Figure 2. Genomic loss of RHAMM attenuates pluripotency and augments differentiation in mouse ES cells.

(A) ES cell colonies are flatter and immunofluorescence detection of the pluripotency marker Oct-4 is reduced in feeder-free cultures of RHAMM^+/- mouse ES cells (BB0166). Scale bar: 200 µm. (B) Quantitative RT-PCR analysis of the expression levels for markers of pluripotency in RHAMM^+/- mouse ES cells. All expression levels were first normalized to internal GAPDH control levels, and then mRNA expression levels in RHAMM^+/- ES cells were normalized to the respective levels in RHAMM^+/+ ES cells.
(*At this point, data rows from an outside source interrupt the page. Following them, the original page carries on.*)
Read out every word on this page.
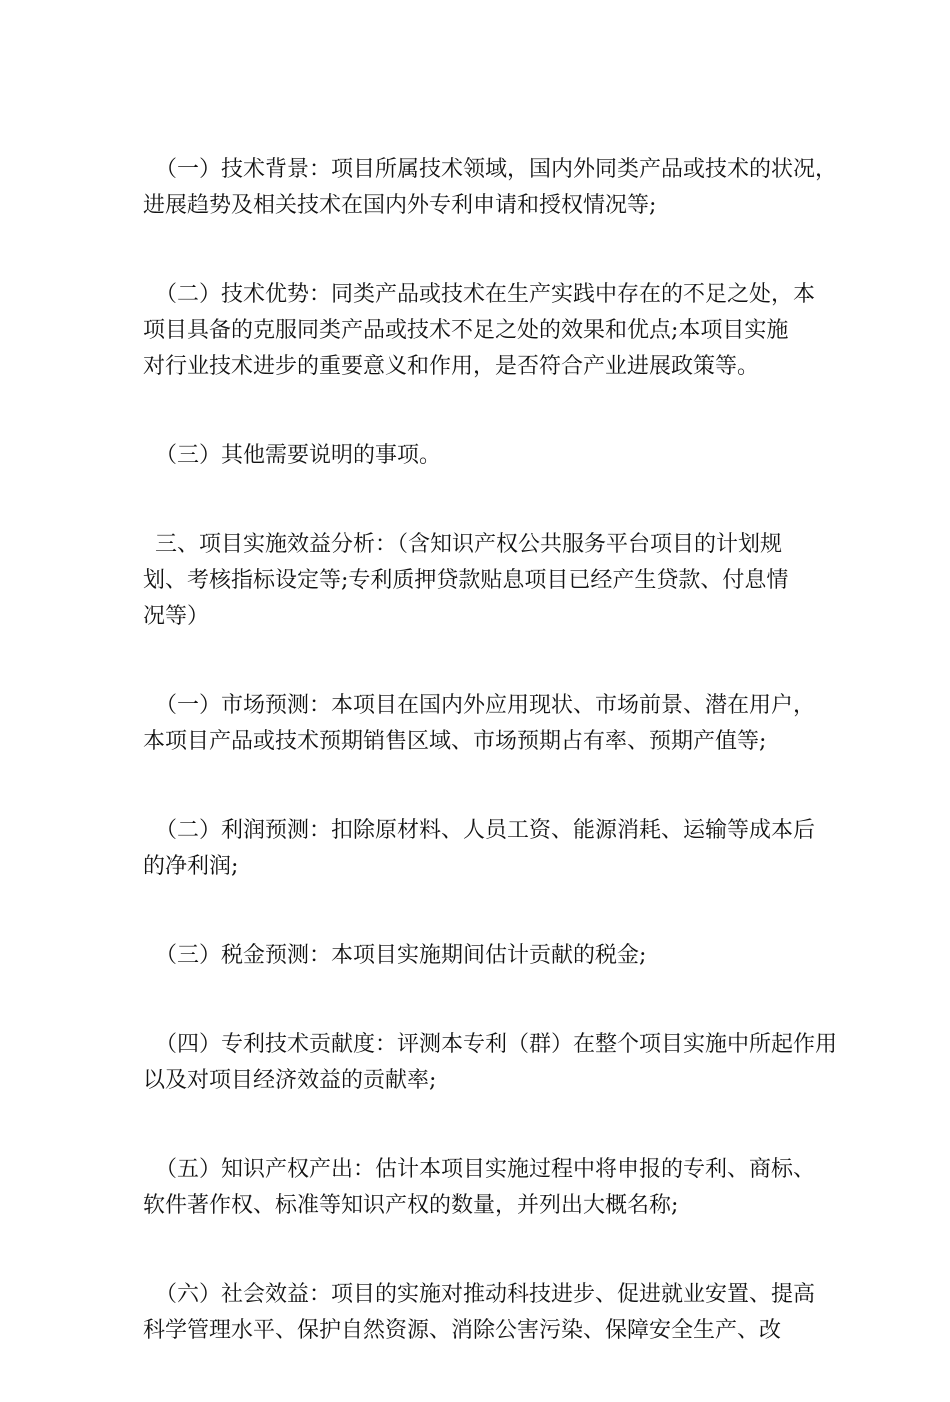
（一）技术背景：项目所属技术领域，国内外同类产品或技术的状况，
进展趋势及相关技术在国内外专利申请和授权情况等;

（二）技术优势：同类产品或技术在生产实践中存在的不足之处，本
项目具备的克服同类产品或技术不足之处的效果和优点;本项目实施
对行业技术进步的重要意义和作用，是否符合产业进展政策等。

（三）其他需要说明的事项。

三、项目实施效益分析：（含知识产权公共服务平台项目的计划规
划、考核指标设定等;专利质押贷款贴息项目已经产生贷款、付息情
况等）

（一）市场预测：本项目在国内外应用现状、市场前景、潜在用户，
本项目产品或技术预期销售区域、市场预期占有率、预期产值等;

（二）利润预测：扣除原材料、人员工资、能源消耗、运输等成本后
的净利润;

（三）税金预测：本项目实施期间估计贡献的税金;

（四）专利技术贡献度：评测本专利（群）在整个项目实施中所起作用
以及对项目经济效益的贡献率;

（五）知识产权产出：估计本项目实施过程中将申报的专利、商标、
软件著作权、标准等知识产权的数量，并列出大概名称;

（六）社会效益：项目的实施对推动科技进步、促进就业安置、提高
科学管理水平、保护自然资源、消除公害污染、保障安全生产、改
Data are mean ± SD, n = at least duplicate experiments, * p< 0.05 for two-tailed, pairwise Student’s t test; p(Oct-4) = 0.07. (C) Quantitative RT-PCR analysis of the expression levels for markers of lineage differentiation in RHAMM^+/- mouse ES cells. All expression levels were first normalized to internal GAPDH control levels, and then mRNA expression levels in RHAMM^+/- ES cells were normalized to the respective levels in RHAMM^+/+ ES cells. Data are mean ± SE, * p< 0.05 for two-tailed, pairwise Student’s t test, n = triplicate experiments; a fourth experiment was performed and the results are shown in Figure S3. (D) Western blot analysis of whole cell lysates revealed a marked reduction of Oct-4 protein in feeder-free RHAMM^+/- mouse ES cultures (BB0166 and XP0038). Actin served as a loading control. (E) Western blot analysis revealed a reduction of Numb protein in RHAMM^+/- mouse ES cells relative to RHAMM^+/+ mouse ES cells, with actin serving as a loading control. Cell lysates, and loading controls, are the same as those used in Figure 1B. (F) Alkaline phosphatase staining was markedly decreased in RHAMM^+/- mouse ES cell colonies. Scale bar: 200 µm.